Александр Бенуа - Жизнь художника (Воспоминания, Том 2)
Начиная с седьмого класса, наши собеседования стали всё чаще происходить у меня на дому. Приманкой могло служить то, что у нас, точнее у меня, товарищи находили не мало всяких "наглядных пособий для просвещения", как в смысле предметов искусства, так и в смысле книг и журналов. Атмосфера нашего дома была насыщена художеством, чем-то таким, чего никто из моих товарищей не находили у себя. Надо еще прибавить, что я очень рано стал ощущать в себе известное "педагогическое призвание" и потребность собирать вокруг себя единомышленников. И между прочим как раз моя способность вживаться в давно прошедшее оказывала свою притягательную силу даже на тех членов нашего кружка, которые сами по себе никакой склонности ни к истории, ни к искусству не имели.

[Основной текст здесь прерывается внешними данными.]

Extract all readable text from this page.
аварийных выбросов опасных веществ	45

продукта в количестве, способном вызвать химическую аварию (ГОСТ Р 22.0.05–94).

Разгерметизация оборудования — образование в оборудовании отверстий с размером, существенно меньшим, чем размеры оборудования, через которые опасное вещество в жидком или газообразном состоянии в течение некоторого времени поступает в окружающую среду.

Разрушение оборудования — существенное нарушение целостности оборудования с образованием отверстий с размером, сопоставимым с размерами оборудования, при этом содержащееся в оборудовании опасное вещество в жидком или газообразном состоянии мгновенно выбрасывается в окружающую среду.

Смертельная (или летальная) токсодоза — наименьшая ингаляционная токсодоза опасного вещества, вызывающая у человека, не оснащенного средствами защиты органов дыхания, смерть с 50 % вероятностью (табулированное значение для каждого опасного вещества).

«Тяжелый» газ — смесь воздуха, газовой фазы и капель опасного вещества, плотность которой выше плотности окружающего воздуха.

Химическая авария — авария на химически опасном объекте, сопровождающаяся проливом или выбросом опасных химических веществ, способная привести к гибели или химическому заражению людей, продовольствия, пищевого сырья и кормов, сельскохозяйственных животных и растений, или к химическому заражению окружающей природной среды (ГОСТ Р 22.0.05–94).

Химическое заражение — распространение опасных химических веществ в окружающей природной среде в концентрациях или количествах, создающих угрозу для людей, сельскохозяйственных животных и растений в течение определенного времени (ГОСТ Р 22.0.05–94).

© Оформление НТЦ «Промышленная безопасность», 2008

Еще одна черта способствовала сплочению нашего "совершенно вольного единения", - это наше отношение к патриотизму. Мы все были в одинаковой степени плохими патриотами, если под этим подразумевать какую-то исключительность, какое-то априорное предпочитание своего чужому. Тут сказывалось нечто присущее не только всему русскому, сколько специфически петербургскому образованному обществу, тут, несомненно, сказывалось, что двое из нас, я и Валечка, были своего рода "воплощением космополитизма".

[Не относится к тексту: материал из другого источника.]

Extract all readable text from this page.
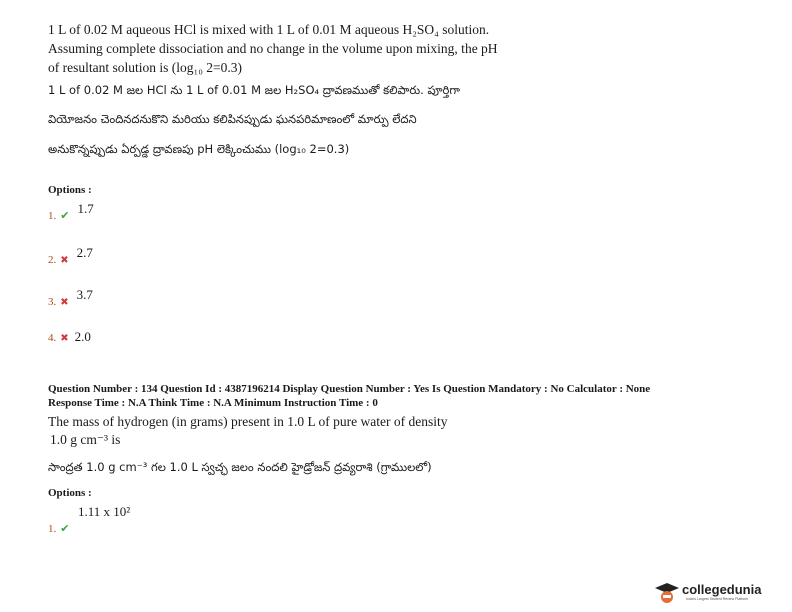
1 L of 0.02 M aqueous HCl is mixed with 1 L of 0.01 M aqueous H₂SO₄ solution.
Assuming complete dissociation and no change in the volume upon mixing, the pH
of resultant solution is (log₁₀ 2=0.3)
1 L of 0.02 M జల HCl ను 1 L of 0.01 M జల H₂SO₄ ద్రావణముతో కలిపారు. పూర్తిగా
వియోజనం చెందినదనుకొని మరియు కలిపినప్పుడు ఘనపరిమాణంలో మార్పు లేదని
అనుకొన్నప్పుడు ఏర్పడ్డ ద్రావణపు pH లెక్కించుము (log₁₀ 2=0.3)
Options :
1. ✔ $^{1.7}$
2. ✖ $^{2.7}$
3. ✖ $^{3.7}$
4. ✖ 2.0
Question Number : 134 Question Id : 4387196214 Display Question Number : Yes Is Question Mandatory : No Calculator : None
Response Time : N.A Think Time : N.A Minimum Instruction Time : 0
The mass of hydrogen (in grams) present in 1.0 L of pure water of density
1.0 g cm⁻³ is
సాంద్రత 1.0 g cm⁻³ గల 1.0 L స్వచ్ఛ జలం నందలి హైడ్రోజన్ ద్రవ్యరాశి (గ్రాములలో)
Options :
1.11 x 10²
1. ✔
collegedunia
India's Largest Student Review Platform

Из этого нашего космополитизма мы тогда уже черпали силу определенной реакции против всё усиливавшейся в те дни тенденции, во имя идей национализма, натравлять друг на друга целые огромные группы человечества. Нам же была дорога идея какого-то объединенного человечества. Это особенно ярко сказывалось в нашем отношении к искусству. Раз какое-либо произведение носило "печать гения", оно было нам дорого - всё равно какая национальность его породила. При этом нас одинаково интересовало и пленяло как древнее, так и новое и новейшее искусство. Несомненно, в отдельных наших тогдашних суждениях было много незрелого и просто нелепого, но в общем наши тогдашние беседы и споры способствовали выработке нашего кредо. Мы безотчетно как бы готовились к чему-то, и когда много лет спустя настал нужный момент, то мы, наша группа (и как раз всё то же гимназическое ядро ее), оказалась готовой к действию.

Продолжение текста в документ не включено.